Er werden vier gaten geboord vanaf dezelfde basis als de eerder vrijgegeven gaten AIG-23-18, AIG-23-19 en AIG-23-20 met zuidoostelijke tot oostwestelijke oriëntaties en verschillende dips. Het doel was om op basis van interpretatie noordoost gerichte gemineraliseerde structuren te onderscheppen.

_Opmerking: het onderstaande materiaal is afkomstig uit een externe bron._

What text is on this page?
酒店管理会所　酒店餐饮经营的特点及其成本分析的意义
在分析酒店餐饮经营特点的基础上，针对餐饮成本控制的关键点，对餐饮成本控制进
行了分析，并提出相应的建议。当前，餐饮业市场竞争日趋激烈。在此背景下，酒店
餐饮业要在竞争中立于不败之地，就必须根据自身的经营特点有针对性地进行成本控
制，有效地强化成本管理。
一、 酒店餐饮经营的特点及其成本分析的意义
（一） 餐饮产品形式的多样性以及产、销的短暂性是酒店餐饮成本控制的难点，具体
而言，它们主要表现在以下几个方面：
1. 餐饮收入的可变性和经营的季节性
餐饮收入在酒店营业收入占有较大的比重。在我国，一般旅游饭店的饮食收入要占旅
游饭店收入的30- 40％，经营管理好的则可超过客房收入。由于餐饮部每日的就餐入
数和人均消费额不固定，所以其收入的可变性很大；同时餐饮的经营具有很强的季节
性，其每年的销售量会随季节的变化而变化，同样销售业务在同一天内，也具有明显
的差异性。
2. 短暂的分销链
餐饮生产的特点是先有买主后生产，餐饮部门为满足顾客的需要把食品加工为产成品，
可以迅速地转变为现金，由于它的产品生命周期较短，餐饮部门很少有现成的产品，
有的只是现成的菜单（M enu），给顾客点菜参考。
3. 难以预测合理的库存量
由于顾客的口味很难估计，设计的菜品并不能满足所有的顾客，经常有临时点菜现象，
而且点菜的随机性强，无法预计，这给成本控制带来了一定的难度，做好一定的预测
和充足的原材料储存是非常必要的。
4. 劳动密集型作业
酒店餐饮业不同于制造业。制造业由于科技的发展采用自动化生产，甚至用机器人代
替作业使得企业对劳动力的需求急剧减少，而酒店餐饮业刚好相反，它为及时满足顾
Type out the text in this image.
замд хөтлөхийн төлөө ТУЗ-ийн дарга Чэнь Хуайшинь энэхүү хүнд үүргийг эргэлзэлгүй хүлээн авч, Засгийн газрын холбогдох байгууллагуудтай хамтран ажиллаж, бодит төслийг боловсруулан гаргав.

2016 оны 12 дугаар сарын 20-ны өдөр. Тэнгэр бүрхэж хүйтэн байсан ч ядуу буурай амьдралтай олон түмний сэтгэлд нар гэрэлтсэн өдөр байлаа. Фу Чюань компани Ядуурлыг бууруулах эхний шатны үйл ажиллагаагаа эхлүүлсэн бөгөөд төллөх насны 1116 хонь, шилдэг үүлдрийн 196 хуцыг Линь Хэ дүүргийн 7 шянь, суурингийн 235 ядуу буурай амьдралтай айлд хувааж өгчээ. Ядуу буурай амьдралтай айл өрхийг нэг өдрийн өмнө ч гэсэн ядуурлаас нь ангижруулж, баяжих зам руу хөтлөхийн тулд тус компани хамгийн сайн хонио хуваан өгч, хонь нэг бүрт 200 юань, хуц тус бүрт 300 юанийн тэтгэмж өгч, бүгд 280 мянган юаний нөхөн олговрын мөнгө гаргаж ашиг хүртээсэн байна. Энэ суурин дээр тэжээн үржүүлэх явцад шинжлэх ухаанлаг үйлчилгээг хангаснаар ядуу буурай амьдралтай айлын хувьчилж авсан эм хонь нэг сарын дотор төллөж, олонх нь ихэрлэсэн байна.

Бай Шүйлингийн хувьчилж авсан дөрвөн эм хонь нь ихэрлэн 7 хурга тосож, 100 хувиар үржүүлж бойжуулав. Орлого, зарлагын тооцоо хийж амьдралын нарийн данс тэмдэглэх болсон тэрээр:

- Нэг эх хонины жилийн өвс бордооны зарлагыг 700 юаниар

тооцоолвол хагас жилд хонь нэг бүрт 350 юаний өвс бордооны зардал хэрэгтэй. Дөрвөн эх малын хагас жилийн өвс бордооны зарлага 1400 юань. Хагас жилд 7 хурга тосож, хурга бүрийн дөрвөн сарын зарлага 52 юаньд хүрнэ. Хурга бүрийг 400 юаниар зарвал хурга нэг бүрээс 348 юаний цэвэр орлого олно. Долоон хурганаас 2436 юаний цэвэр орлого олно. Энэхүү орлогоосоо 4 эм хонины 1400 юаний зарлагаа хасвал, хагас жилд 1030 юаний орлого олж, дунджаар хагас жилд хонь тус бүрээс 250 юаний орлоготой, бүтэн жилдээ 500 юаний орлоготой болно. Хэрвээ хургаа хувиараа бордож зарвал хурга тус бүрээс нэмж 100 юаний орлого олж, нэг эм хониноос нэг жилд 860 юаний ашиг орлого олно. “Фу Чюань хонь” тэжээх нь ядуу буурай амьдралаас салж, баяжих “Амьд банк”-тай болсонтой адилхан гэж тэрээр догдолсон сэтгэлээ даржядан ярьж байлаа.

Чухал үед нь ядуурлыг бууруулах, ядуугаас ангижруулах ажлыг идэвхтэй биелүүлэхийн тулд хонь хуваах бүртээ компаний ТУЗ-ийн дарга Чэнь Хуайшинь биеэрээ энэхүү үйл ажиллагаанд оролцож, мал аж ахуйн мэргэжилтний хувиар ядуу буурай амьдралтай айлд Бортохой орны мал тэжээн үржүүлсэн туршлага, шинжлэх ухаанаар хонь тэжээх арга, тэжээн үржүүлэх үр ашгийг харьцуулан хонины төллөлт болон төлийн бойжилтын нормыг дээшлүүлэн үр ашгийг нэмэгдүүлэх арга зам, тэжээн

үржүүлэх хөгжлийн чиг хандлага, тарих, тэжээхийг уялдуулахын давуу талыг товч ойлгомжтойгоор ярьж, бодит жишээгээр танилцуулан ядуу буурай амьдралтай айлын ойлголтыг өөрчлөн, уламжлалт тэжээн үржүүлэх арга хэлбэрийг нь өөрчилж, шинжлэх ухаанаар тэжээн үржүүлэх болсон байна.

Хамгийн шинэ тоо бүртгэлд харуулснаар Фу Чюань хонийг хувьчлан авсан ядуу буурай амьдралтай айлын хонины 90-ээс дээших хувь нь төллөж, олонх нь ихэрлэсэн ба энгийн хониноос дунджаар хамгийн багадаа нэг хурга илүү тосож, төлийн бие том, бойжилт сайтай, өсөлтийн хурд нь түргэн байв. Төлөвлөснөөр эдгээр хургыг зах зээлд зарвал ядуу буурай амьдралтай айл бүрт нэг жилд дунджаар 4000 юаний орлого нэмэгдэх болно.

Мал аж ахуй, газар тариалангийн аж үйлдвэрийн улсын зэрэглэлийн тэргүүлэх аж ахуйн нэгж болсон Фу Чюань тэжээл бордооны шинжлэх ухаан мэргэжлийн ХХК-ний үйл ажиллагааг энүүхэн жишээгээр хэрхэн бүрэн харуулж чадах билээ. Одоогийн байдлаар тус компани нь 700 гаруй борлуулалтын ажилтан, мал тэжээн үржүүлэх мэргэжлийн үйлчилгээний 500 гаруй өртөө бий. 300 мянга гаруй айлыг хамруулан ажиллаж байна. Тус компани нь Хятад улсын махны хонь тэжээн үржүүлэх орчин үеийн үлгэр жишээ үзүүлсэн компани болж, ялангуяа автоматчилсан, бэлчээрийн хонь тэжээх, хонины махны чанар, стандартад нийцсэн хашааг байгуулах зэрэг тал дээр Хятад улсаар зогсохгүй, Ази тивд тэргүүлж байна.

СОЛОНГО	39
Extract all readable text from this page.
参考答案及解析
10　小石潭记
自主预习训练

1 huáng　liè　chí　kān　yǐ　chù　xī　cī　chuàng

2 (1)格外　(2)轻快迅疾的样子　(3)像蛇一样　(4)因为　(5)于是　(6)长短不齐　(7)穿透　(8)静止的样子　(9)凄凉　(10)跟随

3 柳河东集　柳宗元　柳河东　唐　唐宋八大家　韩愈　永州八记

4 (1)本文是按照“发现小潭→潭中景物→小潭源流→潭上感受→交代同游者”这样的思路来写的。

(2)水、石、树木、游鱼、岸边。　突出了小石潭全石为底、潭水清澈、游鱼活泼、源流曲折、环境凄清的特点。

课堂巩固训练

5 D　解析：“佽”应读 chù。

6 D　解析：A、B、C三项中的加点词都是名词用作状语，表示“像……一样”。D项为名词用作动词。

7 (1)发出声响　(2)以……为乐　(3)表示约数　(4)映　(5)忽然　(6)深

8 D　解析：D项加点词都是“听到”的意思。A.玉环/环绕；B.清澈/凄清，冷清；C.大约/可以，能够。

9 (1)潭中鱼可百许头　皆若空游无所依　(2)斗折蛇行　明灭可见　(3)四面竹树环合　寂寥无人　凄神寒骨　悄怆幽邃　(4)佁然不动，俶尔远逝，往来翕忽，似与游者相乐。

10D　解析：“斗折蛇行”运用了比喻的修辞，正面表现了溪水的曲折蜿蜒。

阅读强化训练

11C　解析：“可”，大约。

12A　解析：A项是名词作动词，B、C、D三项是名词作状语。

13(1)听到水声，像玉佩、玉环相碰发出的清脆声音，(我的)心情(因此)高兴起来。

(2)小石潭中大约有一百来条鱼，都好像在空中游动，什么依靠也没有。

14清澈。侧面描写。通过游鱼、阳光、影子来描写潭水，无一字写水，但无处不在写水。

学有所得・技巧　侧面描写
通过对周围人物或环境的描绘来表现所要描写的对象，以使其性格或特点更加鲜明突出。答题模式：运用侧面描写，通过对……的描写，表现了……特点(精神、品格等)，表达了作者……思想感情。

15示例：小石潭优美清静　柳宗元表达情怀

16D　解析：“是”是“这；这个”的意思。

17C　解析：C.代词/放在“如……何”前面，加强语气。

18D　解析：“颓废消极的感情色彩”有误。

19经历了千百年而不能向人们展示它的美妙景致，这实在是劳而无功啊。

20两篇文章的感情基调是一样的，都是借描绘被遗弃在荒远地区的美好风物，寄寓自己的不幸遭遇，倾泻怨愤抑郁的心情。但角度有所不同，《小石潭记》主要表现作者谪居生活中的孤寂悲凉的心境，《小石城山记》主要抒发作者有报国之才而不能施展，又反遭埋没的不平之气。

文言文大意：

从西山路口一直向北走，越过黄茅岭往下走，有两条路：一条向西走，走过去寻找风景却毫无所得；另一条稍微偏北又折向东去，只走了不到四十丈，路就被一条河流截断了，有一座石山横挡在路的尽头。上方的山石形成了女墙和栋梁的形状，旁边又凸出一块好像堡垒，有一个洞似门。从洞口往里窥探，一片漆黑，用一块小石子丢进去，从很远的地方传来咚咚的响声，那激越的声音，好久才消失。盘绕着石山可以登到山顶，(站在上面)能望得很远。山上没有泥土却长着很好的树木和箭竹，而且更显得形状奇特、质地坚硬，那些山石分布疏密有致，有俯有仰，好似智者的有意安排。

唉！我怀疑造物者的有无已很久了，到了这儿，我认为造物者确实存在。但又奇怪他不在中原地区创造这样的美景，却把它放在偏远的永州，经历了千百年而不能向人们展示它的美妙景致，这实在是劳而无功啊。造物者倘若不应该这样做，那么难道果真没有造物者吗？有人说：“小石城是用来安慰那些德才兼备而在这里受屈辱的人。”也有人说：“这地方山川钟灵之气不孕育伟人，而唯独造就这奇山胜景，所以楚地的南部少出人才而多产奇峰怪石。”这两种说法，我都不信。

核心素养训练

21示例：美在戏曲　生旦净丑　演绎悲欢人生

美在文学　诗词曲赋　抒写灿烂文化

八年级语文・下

Gaten AIG-23-21, AIG-23-23 en AIG-23-24 leverden gemineraliseerde intervallen van respectievelijk 1,0 g/t over 12 m, 1,7 g/t over 12,9 m en 0,7 g/t over 16,3 m op, terwijl gat AIG-23-22 een geïsoleerd resultaat van 0,7 g/t over 0-,7 m opleverde.

De gemineraliseerde zone werd dicht bij het contact met het vast gesteente onderschept. Gat AIG-23-25 leverde 0,8 g/t op over 7,1 meter, waaronder 1,7 g/t over 2,5 meter. Het gemineraliseerde interval werd ongeveer 25 meter onder het oppervlak van het vast gesteente gevonden.

Gat AIG-23-26 doorsneed een veranderde en intens gebroken syenietsequentie die gemiddeld 1,3 g/t over 22,8 meter lengte opleverde. De verticale waarnemingsdiepte varieert tussen 60 en 80 meter. Een interval met een hogere waarde van 5,8 g/t over een lengte van 2,4 meter werd dicht bij het bovenste contact verkregen, geassocieerd met intensere pyritisatie.

De interpretatie van de gemineraliseerde structuur toont een algemene noordoostelijke oriëntatie, die lateraal werd bevestigd door boringen van ongeveer 100 meter. De geïnterpreteerde dipvariatie ligt tussen 65° en 75° naar het noordwesten, terwijl de geïnterpreteerde ware dikte variaties laat zien tussen 3,5 en 22 meter. De verkregen goudwaarden worden aangetroffen in veranderde lamprofier- en syenietintrusies in breukcontacten tussen afgeschoven ultramafische vulkanische gesteenten en basalten.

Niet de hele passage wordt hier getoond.